Le retour de Judge Death. Dans un univers parallèle, les juges noirs ont poussé le raisonnement à son incandescence : tous les crimes sont commis par des humains, les humains sont tous plus ou moins coupables, le crime ne disparaitra qu’avec l’extinction de l’humanité. Le scénario est classique, mais somptueusement dessiné. L’auteur de The Killing Joke (1988) est un génie méconnu. Or, les reliefs et les clairs obscurs de Brian Bolland sont parfaits, peu de gris, mais des noirs intenses. Ses expressions faciales et ses mises en scène sont sublimes. À l’imaginer travailler aussi méticuleusement sur un vulgaire comics, un doute m’assaille : était-ce bien raisonnable ? Toutes proportions gardées, c’est comme si Michel-Ange dessinait pour Le Journal de Mickey, Proust pointait chez les éditions Harlequin ou Tarkovski tournait une publicité pour Mac Do. Je ne me lasse pas de contempler ses planches. Attention, contemplation ne rime pas nécessairement avec nature idyllique et romantisme éthéré. Si Dredd bénéficie de l’appui de la magnifique juge psi Anderson, oubliez toute idée de romance.
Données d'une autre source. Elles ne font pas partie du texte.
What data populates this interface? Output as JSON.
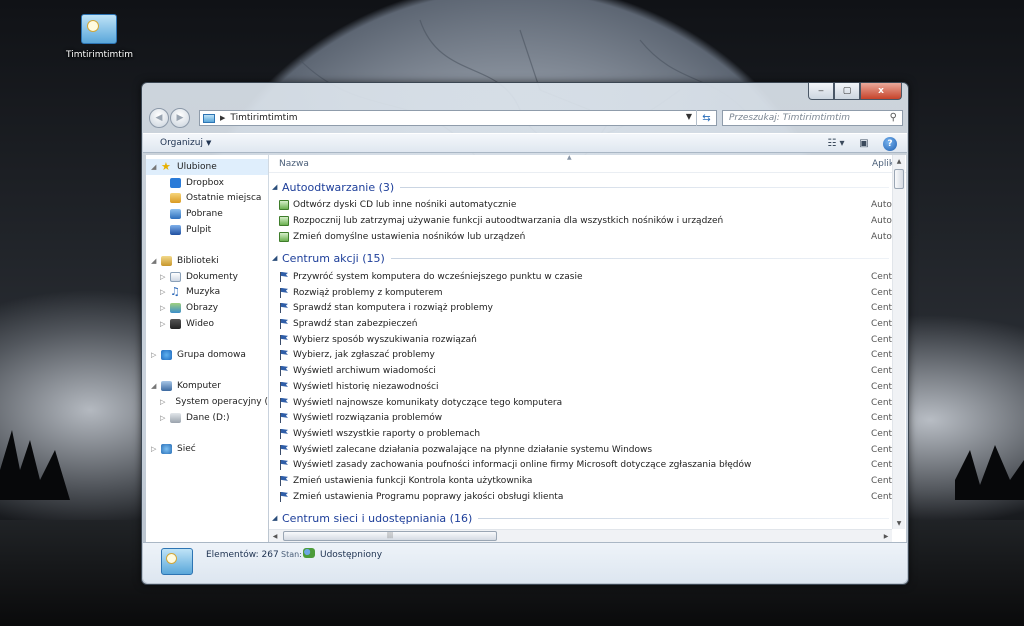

La guerre de l’Apocalypse exige un rappel historique. Nous sommes en 1981, l’humanité vit sous l’équilibre de la terreur. Le comics ose l’impensable, mettre des images réalistes sur la peur de ce temps. Mega City One est agressée par son homologue russe : une attaque chimique, suivi d’une invasion terrestre, appuyée d’armes nucléaires tactiques. Le scénario étudié par toutes les écoles de guerre. Les morts se comptent par dizaines de millions. La destruction mutuelle assurée (MAD) cesse d’être un concept et le comics se fait pacifiste. Ne concevant pas la défaite, Dredd résiste, puis contre-attaque. Le dessin est de Carlos Ezquerra, le créateur de la série et de ses codes graphiques, la ville tentaculaire, la tenue noire moulante aux parures outrageusement dorées, les Lawmasters, les casques qui masquent le regard, ne livrant qu’une bouche maussade sur des mentons carrés. L’alliance de son trait pointilleux et hachuré et de ses gros plans crayonnés et glauques rappelle le style du premier Enki Bilal. Dredd n’est pas un super-héros, mais avouons qu’il est fort ! Très fort.